Is 10.3 i386 jinxed ?
solene at bsd.zplay.eu
Tue May 3 19:20:21 UTC 2016
Le 2016-05-03 18:41, Polytropon a écrit :
> On Tue, 3 May 2016 22:04:15 +0530, Manish Jain wrote:
>> On 05/03/16 21:48, Polytropon wrote:
>> > On Tue, 3 May 2016 21:37:36 +0530, Manish Jain wrote:
>> >> I found what is the problem, with the help of Ultimate Boot CD. UBCD
>> >> says the video memory is corrupt.
>> > Ha! As assumed, it looked too much like hardware error...
>> >> Does that mean I have to trash the
>> >> entire laptop, or is there some way to replace the video memory ?
>> > Depends.
>> > There are laptops where the GPU memory is allocated from the
>> > installed memory modules that serve as RAM. Other models have
>> > dedicated chips for the GPU which are independent. In such a
>> > case, you probably cannot replace them.

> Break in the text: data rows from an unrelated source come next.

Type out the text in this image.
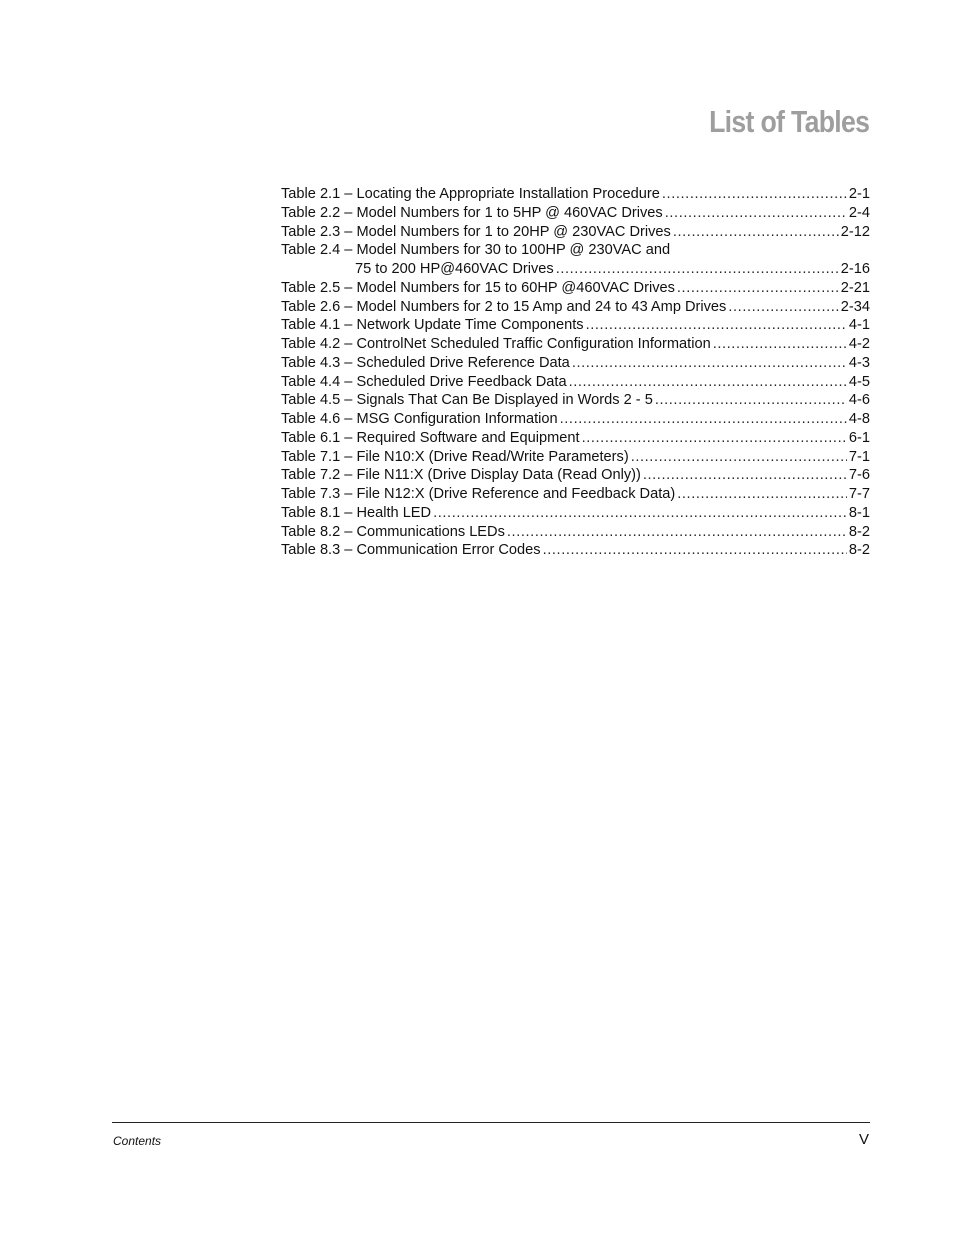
List of Tables
Table 2.1 – Locating the Appropriate Installation Procedure .....	2-1
Table 2.2 – Model Numbers for 1 to 5HP @ 460VAC Drives .....	2-4
Table 2.3 – Model Numbers for 1 to 20HP @ 230VAC Drives .....	2-12
Table 2.4 – Model Numbers for 30 to 100HP @ 230VAC and
75 to 200 HP@460VAC Drives .....	2-16
Table 2.5 – Model Numbers for 15 to 60HP @460VAC Drives .....	2-21
Table 2.6 – Model Numbers for 2 to 15 Amp and 24 to 43 Amp Drives .....	2-34
Table 4.1 – Network Update Time Components .....	4-1
Table 4.2 – ControlNet Scheduled Traffic Configuration Information .....	4-2
Table 4.3 – Scheduled Drive Reference Data .....	4-3
Table 4.4 – Scheduled Drive Feedback Data .....	4-5
Table 4.5 – Signals That Can Be Displayed in Words 2 - 5 .....	4-6
Table 4.6 – MSG Configuration Information .....	4-8
Table 6.1 – Required Software and Equipment .....	6-1
Table 7.1 – File N10:X (Drive Read/Write Parameters) .....	7-1
Table 7.2 – File N11:X (Drive Display Data (Read Only)) .....	7-6
Table 7.3 – File N12:X (Drive Reference and Feedback Data) .....	7-7
Table 8.1 – Health LED .....	8-1
Table 8.2 – Communications LEDs .....	8-2
Table 8.3 – Communication Error Codes .....	8-2
Contents	V
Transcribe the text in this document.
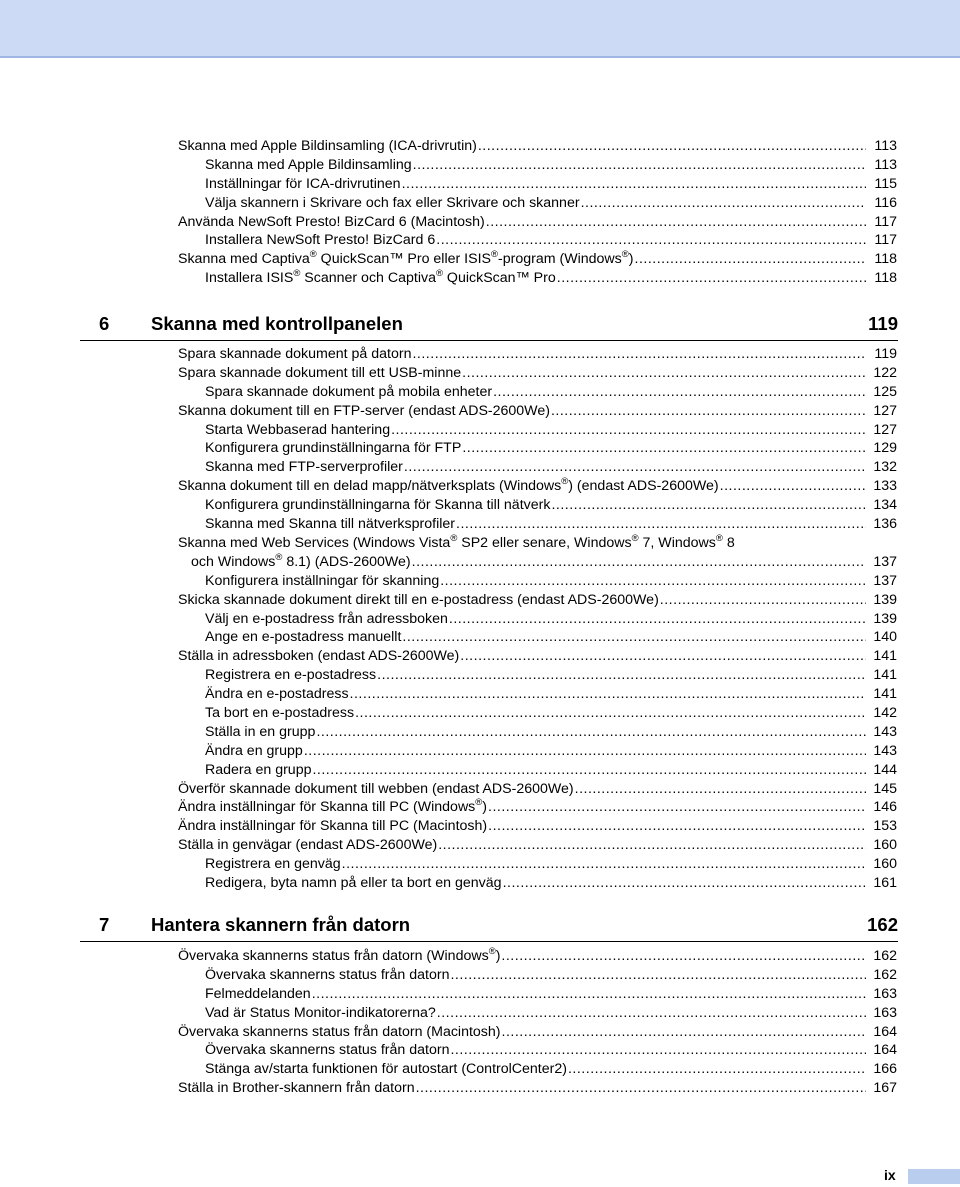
Skanna med Apple Bildinsamling (ICA-drivrutin) .....	113
Skanna med Apple Bildinsamling .....	113
Inställningar för ICA-drivrutinen .....	115
Välja skannern i Skrivare och fax eller Skrivare och skanner .....	116
Använda NewSoft Presto! BizCard 6 (Macintosh) .....	117
Installera NewSoft Presto! BizCard 6 .....	117
Skanna med Captiva® QuickScan™ Pro eller ISIS®-program (Windows®) .....	118
Installera ISIS® Scanner och Captiva® QuickScan™ Pro .....	118
6 Skanna med kontrollpanelen	119
Spara skannade dokument på datorn .....	119
Spara skannade dokument till ett USB-minne .....	122
Spara skannade dokument på mobila enheter .....	125
Skanna dokument till en FTP-server (endast ADS-2600We) .....	127
Starta Webbaserad hantering .....	127
Konfigurera grundinställningarna för FTP .....	129
Skanna med FTP-serverprofiler .....	132
Skanna dokument till en delad mapp/nätverksplats (Windows®) (endast ADS-2600We) .....	133
Konfigurera grundinställningarna för Skanna till nätverk .....	134
Skanna med Skanna till nätverksprofiler .....	136
Skanna med Web Services (Windows Vista® SP2 eller senare, Windows® 7, Windows® 8
och Windows® 8.1) (ADS-2600We) .....	137
Konfigurera inställningar för skanning .....	137
Skicka skannade dokument direkt till en e-postadress (endast ADS-2600We) .....	139
Välj en e-postadress från adressboken .....	139
Ange en e-postadress manuellt .....	140
Ställa in adressboken (endast ADS-2600We) .....	141
Registrera en e-postadress .....	141
Ändra en e-postadress .....	141
Ta bort en e-postadress .....	142
Ställa in en grupp .....	143
Ändra en grupp .....	143
Radera en grupp .....	144
Överför skannade dokument till webben (endast ADS-2600We) .....	145
Ändra inställningar för Skanna till PC (Windows®) .....	146
Ändra inställningar för Skanna till PC (Macintosh) .....	153
Ställa in genvägar (endast ADS-2600We) .....	160
Registrera en genväg .....	160
Redigera, byta namn på eller ta bort en genväg .....	161
7 Hantera skannern från datorn	162
Övervaka skannerns status från datorn (Windows®) .....	162
Övervaka skannerns status från datorn .....	162
Felmeddelanden .....	163
Vad är Status Monitor-indikatorerna? .....	163
Övervaka skannerns status från datorn (Macintosh) .....	164
Övervaka skannerns status från datorn .....	164
Stänga av/starta funktionen för autostart (ControlCenter2) .....	166
Ställa in Brother-skannern från datorn .....	167
ix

But if it's the first
>> > case mentioned, exchange the RAM modules. The memtest results
>> > usually are "false-negative" because the GPU memory is already
>> > "cut off" from the cells available as regular RAM, so those do
>> > not get tested.
>> In case the video RAM is part of a dedicated chip, then should it not
>> possible to replace the chipset ? With PC's, this is possible, I know.
>> But laptops, I have no idea.
> I have not yet seen a laptop where the GPU was "a module" that could
> be replaced easily. It's usually glued+soldered onto the mainboard,
> as it is not intended to be replaced. That kind of memory also doesn't
> come in sockets, so it's probably impossible to replace. The common
> solution is to replace the mainboard, which implies to replace the
> whole laptop. :-)
> Still it might be possible that such "modular laptop mainboards" do
> exist. It's just that _I_ haven't seen one...
Some laptop have dedicated cards, they call it MXM :
I have one laptop with a "discrete" nvidia MXM card (optimus technology)
that I can remove or change. But usually, you find those cards on laptop
with good video performance, sold as gamer laptop.